Village News

Museum as Mental Health Well-Spring

  • Gary Dyck, Blog Coordinator
  • Executive Director, MHV

Part seven in a series on the roles of museums

Museum as a mental health well-spring is one of the most recent roles for museums. As we see our society become more anxious and fragmented, finding more places to heal and discover wholeness is important.

The Montreal Museum of Fine Arts has had art therapists on its payroll for years. They are now working with doctors to provide admission to their museum for those patients who can benefit from it. Director and Chief Curator Nathalie Bondil says, ‘taking in the art with loved ones is key to the treatment, the simple act of getting out and focusing on something other than their condition can work wonders on a patient’s outlook.

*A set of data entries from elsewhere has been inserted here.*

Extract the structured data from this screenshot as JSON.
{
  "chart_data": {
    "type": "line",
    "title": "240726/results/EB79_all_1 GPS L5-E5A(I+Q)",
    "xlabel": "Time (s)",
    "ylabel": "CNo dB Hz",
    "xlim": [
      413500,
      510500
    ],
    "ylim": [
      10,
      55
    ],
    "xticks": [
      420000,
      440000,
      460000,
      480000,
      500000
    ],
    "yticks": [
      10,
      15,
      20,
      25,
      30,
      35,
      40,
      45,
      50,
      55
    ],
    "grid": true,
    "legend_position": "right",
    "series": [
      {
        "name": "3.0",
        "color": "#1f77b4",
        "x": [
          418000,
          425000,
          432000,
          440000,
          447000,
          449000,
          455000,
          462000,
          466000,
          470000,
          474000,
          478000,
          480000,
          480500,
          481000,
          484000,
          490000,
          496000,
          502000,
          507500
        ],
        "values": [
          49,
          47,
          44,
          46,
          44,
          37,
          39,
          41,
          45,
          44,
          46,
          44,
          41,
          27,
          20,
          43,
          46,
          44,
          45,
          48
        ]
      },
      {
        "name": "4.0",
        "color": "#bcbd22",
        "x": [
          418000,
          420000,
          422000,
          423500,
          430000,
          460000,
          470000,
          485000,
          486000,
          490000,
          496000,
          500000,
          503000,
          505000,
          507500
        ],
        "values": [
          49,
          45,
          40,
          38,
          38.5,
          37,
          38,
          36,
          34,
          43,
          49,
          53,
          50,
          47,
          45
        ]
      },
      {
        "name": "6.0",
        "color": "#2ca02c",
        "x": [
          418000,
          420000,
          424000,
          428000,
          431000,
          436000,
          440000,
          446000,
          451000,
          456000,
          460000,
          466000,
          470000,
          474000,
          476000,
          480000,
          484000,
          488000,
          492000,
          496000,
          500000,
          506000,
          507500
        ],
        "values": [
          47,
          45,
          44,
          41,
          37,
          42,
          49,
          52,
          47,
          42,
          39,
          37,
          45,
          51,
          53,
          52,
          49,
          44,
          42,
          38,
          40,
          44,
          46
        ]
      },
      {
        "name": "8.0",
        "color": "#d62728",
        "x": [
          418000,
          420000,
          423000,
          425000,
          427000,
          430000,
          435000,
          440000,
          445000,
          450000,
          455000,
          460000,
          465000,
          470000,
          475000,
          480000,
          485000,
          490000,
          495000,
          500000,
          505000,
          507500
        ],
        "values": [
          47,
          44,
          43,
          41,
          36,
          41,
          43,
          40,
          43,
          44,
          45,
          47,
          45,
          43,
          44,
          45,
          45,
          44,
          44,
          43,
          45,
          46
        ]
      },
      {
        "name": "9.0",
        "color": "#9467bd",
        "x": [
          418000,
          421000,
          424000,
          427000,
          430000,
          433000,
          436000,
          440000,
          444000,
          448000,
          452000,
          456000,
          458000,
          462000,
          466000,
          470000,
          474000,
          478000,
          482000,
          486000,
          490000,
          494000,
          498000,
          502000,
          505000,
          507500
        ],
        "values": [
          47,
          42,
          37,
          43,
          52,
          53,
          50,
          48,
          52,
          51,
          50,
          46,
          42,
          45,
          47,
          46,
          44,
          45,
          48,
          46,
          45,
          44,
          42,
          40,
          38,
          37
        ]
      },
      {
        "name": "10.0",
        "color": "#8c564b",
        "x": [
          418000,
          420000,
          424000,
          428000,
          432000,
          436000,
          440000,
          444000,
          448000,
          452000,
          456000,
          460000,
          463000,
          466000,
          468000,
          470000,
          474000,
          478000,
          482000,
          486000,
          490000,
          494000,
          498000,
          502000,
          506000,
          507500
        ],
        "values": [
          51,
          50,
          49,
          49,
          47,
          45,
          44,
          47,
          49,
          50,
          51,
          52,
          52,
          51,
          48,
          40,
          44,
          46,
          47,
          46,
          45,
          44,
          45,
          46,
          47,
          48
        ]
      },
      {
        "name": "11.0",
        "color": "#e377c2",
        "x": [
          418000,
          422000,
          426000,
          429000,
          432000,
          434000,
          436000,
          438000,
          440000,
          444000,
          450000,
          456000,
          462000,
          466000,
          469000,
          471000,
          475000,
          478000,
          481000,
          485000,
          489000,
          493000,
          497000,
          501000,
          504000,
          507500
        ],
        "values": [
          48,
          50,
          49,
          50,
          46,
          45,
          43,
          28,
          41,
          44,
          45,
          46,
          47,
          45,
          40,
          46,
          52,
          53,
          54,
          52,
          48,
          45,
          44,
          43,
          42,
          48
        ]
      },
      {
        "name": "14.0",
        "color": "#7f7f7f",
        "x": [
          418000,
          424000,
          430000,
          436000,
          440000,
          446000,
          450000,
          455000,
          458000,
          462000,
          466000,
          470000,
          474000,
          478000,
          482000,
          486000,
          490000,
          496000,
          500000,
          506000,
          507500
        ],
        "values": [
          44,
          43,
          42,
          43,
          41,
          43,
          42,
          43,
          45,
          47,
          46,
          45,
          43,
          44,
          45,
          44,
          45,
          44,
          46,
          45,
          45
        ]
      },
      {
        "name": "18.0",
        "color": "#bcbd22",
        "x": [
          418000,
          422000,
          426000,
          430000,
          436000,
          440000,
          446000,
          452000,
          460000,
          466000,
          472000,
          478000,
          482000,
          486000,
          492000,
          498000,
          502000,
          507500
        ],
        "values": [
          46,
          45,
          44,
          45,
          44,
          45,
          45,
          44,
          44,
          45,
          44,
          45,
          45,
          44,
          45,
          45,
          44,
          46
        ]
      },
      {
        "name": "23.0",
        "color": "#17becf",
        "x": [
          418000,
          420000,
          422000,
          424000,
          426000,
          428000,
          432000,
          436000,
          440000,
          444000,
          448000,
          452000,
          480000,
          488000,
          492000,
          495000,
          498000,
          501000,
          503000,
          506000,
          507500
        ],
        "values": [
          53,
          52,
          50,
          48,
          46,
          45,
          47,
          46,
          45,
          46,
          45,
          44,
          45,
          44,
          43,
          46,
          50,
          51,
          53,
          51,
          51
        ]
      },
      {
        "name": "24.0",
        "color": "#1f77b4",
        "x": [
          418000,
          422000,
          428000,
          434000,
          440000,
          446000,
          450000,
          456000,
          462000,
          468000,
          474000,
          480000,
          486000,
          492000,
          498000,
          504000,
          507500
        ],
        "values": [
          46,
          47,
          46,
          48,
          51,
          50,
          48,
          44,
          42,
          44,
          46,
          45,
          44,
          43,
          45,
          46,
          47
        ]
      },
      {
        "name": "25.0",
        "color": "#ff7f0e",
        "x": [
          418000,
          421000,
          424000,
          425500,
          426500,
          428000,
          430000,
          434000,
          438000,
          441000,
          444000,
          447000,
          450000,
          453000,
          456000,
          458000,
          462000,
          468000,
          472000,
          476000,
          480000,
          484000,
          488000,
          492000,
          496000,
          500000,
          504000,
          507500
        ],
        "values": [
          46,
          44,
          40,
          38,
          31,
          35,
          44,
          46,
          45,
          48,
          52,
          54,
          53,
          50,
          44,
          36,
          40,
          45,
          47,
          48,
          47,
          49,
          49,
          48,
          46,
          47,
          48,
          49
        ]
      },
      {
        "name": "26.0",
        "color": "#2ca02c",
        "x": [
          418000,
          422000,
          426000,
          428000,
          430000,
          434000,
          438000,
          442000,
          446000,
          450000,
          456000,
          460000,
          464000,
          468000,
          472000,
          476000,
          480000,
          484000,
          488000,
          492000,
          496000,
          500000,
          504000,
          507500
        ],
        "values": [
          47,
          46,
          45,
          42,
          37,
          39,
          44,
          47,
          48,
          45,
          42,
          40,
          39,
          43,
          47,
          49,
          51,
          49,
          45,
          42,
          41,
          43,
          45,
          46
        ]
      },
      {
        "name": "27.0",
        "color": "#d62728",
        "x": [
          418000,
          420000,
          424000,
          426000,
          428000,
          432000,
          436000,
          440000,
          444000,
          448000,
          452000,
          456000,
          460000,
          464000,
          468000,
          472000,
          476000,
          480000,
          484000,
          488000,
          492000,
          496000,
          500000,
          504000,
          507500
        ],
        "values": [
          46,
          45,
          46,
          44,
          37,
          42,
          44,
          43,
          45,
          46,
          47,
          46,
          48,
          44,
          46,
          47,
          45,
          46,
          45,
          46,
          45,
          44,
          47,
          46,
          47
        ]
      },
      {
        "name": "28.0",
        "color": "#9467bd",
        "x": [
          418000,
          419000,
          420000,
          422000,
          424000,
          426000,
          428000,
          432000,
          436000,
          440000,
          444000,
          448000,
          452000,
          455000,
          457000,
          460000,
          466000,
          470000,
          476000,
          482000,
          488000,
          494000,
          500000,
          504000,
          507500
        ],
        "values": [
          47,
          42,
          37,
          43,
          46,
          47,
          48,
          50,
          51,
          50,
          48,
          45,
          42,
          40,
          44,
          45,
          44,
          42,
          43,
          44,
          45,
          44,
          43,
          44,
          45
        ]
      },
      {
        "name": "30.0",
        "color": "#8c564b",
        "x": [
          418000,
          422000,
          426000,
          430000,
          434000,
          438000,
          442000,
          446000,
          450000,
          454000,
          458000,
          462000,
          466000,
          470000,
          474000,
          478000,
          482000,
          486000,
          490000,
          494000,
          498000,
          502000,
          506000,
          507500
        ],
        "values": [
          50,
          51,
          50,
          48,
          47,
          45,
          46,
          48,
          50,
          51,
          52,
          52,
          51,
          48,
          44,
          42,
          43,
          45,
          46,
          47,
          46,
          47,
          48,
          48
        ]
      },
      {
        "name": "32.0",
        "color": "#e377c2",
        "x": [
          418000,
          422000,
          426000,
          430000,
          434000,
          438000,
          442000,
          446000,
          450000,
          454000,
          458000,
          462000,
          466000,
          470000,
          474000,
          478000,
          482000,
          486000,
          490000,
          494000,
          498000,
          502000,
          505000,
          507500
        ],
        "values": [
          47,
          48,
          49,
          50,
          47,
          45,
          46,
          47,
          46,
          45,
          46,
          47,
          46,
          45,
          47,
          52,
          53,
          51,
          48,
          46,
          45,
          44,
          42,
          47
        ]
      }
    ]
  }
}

It can cause a release of hormones, that is otherwise difficult to attain for those with chronic pain who have trouble maintaining regular physical activity.’

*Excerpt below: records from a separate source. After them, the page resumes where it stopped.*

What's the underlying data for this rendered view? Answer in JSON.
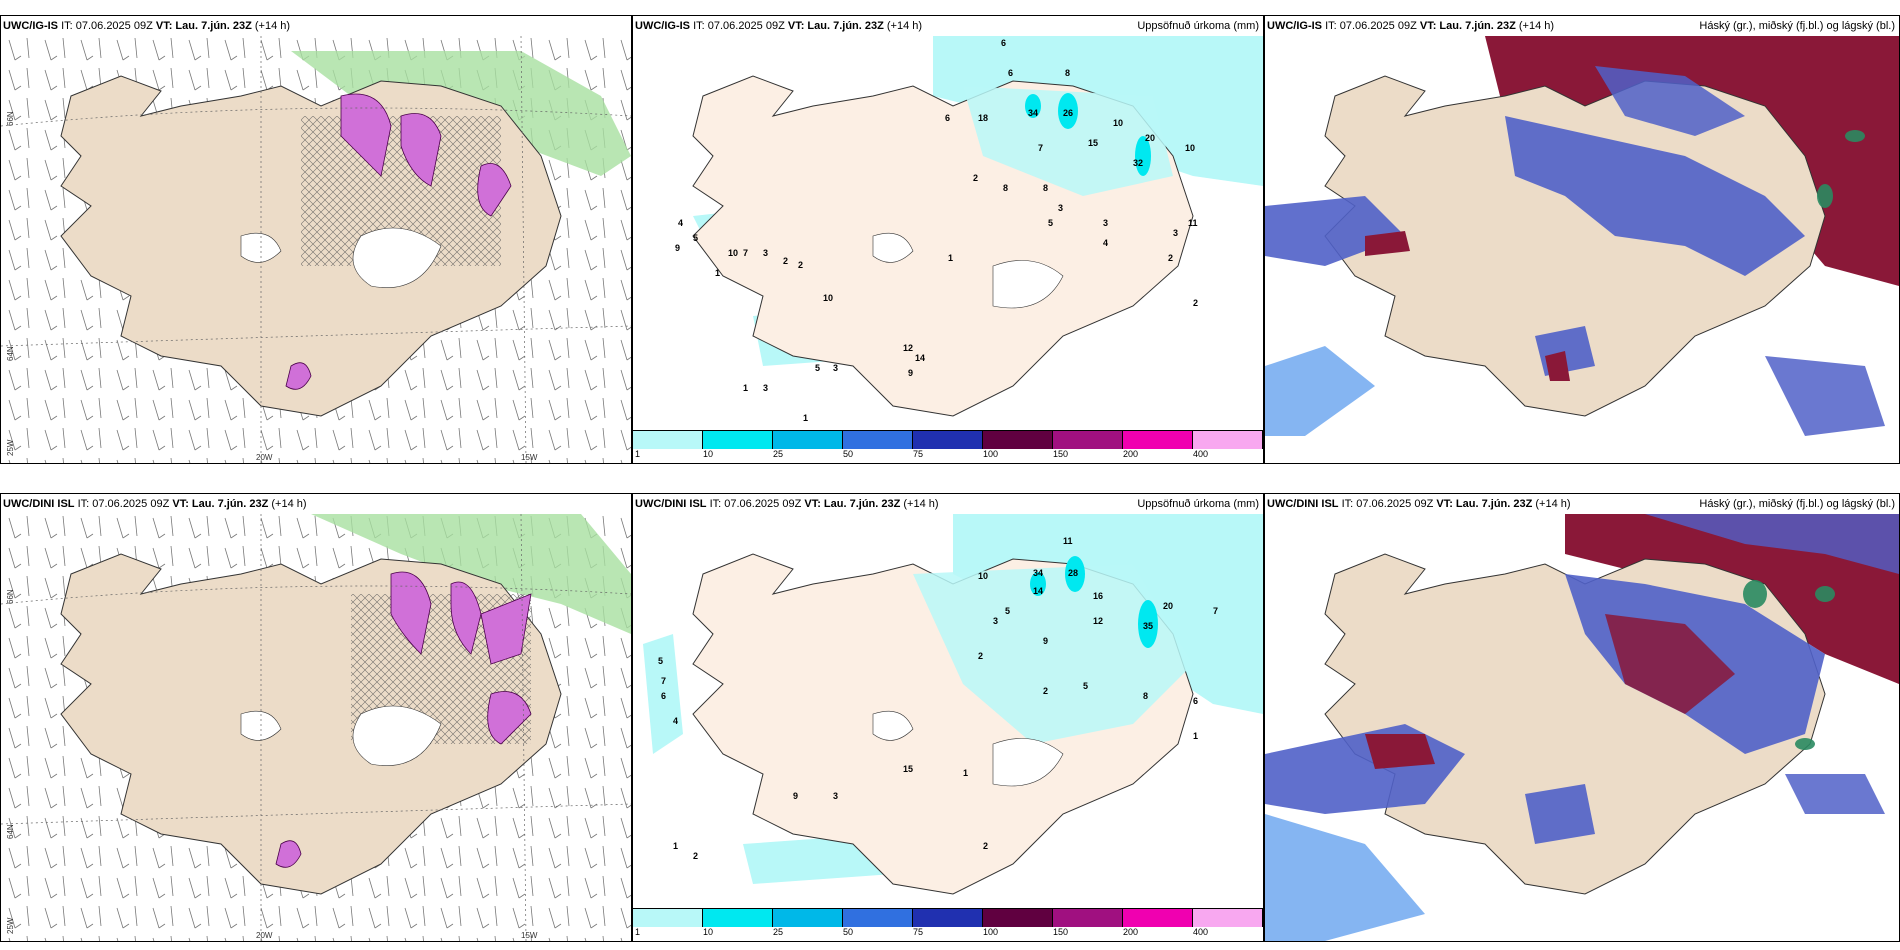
{
  "panels": [
    {
      "model": "UWC/IG-IS",
      "it": "IT: 07.06.2025 09Z",
      "vt_label": "VT:",
      "vt": "Lau. 7.jún. 23Z",
      "lead": "(+14 h)",
      "right_title": ""
    },
    {
      "model": "UWC/IG-IS",
      "it": "IT: 07.06.2025 09Z",
      "vt_label": "VT:",
      "vt": "Lau. 7.jún. 23Z",
      "lead": "(+14 h)",
      "right_title": "Uppsöfnuð úrkoma (mm)"
    },
    {
      "model": "UWC/IG-IS",
      "it": "IT: 07.06.2025 09Z",
      "vt_label": "VT:",
      "vt": "Lau. 7.jún. 23Z",
      "lead": "(+14 h)",
      "right_title": "Háský (gr.), miðský (fj.bl.) og lágský (bl.)"
    },
    {
      "model": "UWC/DINI ISL",
      "it": "IT: 07.06.2025 09Z",
      "vt_label": "VT:",
      "vt": "Lau. 7.jún. 23Z",
      "lead": "(+14 h)",
      "right_title": ""
    },
    {
      "model": "UWC/DINI ISL",
      "it": "IT: 07.06.2025 09Z",
      "vt_label": "VT:",
      "vt": "Lau. 7.jún. 23Z",
      "lead": "(+14 h)",
      "right_title": "Uppsöfnuð úrkoma (mm)"
    },
    {
      "model": "UWC/DINI ISL",
      "it": "IT: 07.06.2025 09Z",
      "vt_label": "VT:",
      "vt": "Lau. 7.jún. 23Z",
      "lead": "(+14 h)",
      "right_title": "Háský (gr.), miðský (fj.bl.) og lágský (bl.)"
    }
  ],
  "axes": {
    "lat_labels": [
      "66N",
      "64N",
      "25W"
    ],
    "lon_labels": [
      "20W",
      "15W"
    ]
  },
  "legend": {
    "labels": [
      "1",
      "10",
      "25",
      "50",
      "75",
      "100",
      "150",
      "200",
      "400"
    ],
    "colors": [
      "#b8f8f8",
      "#00e8f0",
      "#00b8e8",
      "#3070e0",
      "#2030b0",
      "#600040",
      "#a01080",
      "#f000b0",
      "#f8a8f0"
    ]
  },
  "precip_top": [
    "6",
    "8",
    "6",
    "18",
    "6",
    "34",
    "26",
    "15",
    "10",
    "10",
    "20",
    "32",
    "7",
    "8",
    "3",
    "2",
    "5",
    "3",
    "4",
    "3",
    "11",
    "1",
    "9",
    "5",
    "10",
    "7",
    "3",
    "2",
    "2",
    "1",
    "10",
    "12",
    "14",
    "9",
    "5",
    "3",
    "1",
    "3",
    "1",
    "8",
    "2",
    "2",
    "4"
  ],
  "precip_bottom": [
    "11",
    "34",
    "28",
    "16",
    "10",
    "14",
    "5",
    "3",
    "2",
    "2",
    "8",
    "9",
    "5",
    "15",
    "9",
    "3",
    "1",
    "2",
    "1",
    "2",
    "1",
    "7",
    "7",
    "5",
    "6",
    "6",
    "4",
    "35",
    "20",
    "12"
  ],
  "colors": {
    "land": "#ecdcc8",
    "ocean": "#ffffff",
    "precip_light": "#b8f8f8",
    "precip_land": "#fcefe4",
    "green_field": "#a8e0a0",
    "magenta": "#d070d8",
    "high_cloud": "#8a1838",
    "mid_cloud": "#5060c8",
    "low_cloud": "#70a8f0"
  }
}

With their long-standing historic setting and presentation of the past community, museums can help people develop a wider collective sense of relationship, belonging, order and time. We are not alone – not by a long shot.

In addition to our historic buildings, artefacts and stories, Mennonite Heritage Village (MHV) has peaceful grounds that can help people feel like they are worlds away even though they are within the limits of a city. Currently we have plans to build a pergola with a peace garden near the pond. Could this area be developed to help people find deeper calm?

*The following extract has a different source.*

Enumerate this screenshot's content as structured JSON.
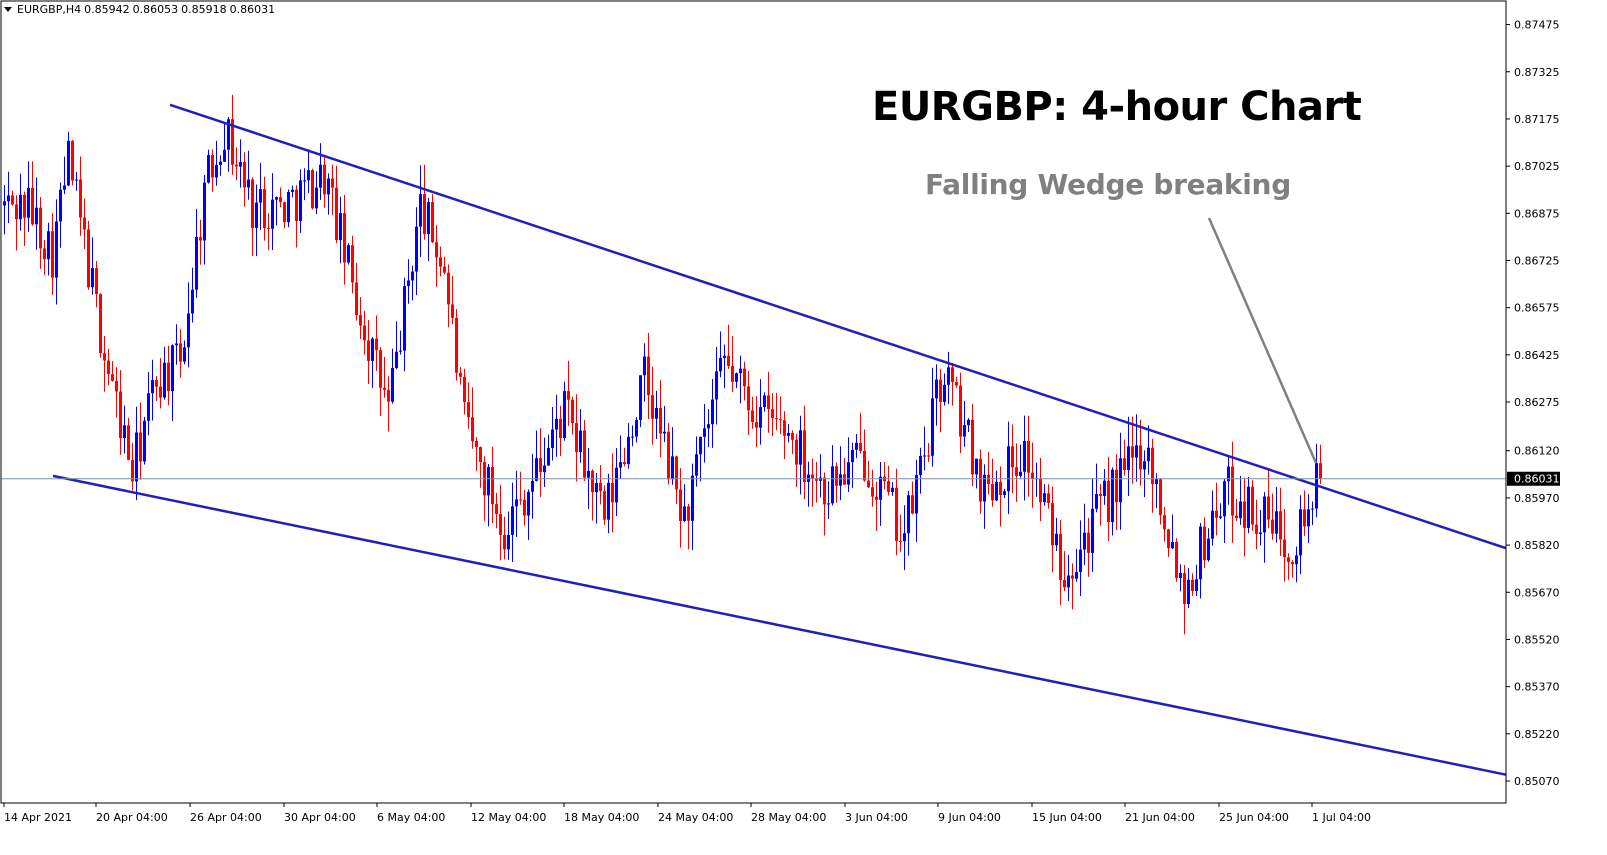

Most people with mental issues need a soft place to land, a place where they are safe, where they can begin to feel and think again beyond their present pain. Society offers plenty of places to numb or escape in an unhealthy way, but in a museum there is a positive opportunity to escape from the speed of the daily grind. Think of MHV as an open-air cathedral; the kind that you can enter off a busy urban street and immediately feel the hush that says there is more to life.

We often think that mental illness has been a taboo topic in Mennonite communities, but already in the early 1900’s Russian Mennonites were concerned about those in their midst suffering from mental hardship. Feeling that they should not be neglected, Bethania Mental Hospital was built in 1910. In Canada, Mennonite churches came together to establish the Eden Mental Health Centre in 1966. Now, every year MHV has a joint fundraiser with Eden Health called the ‘Tractor Trek’. Next year this event may expand to include a wellness fair. Our health as a people is an on-going vital matter.

While museums are not a primary treatment for mental health, they can certainly complement it. Let us know how MHV can become a well-spring for good mental health in our region. We want to do more!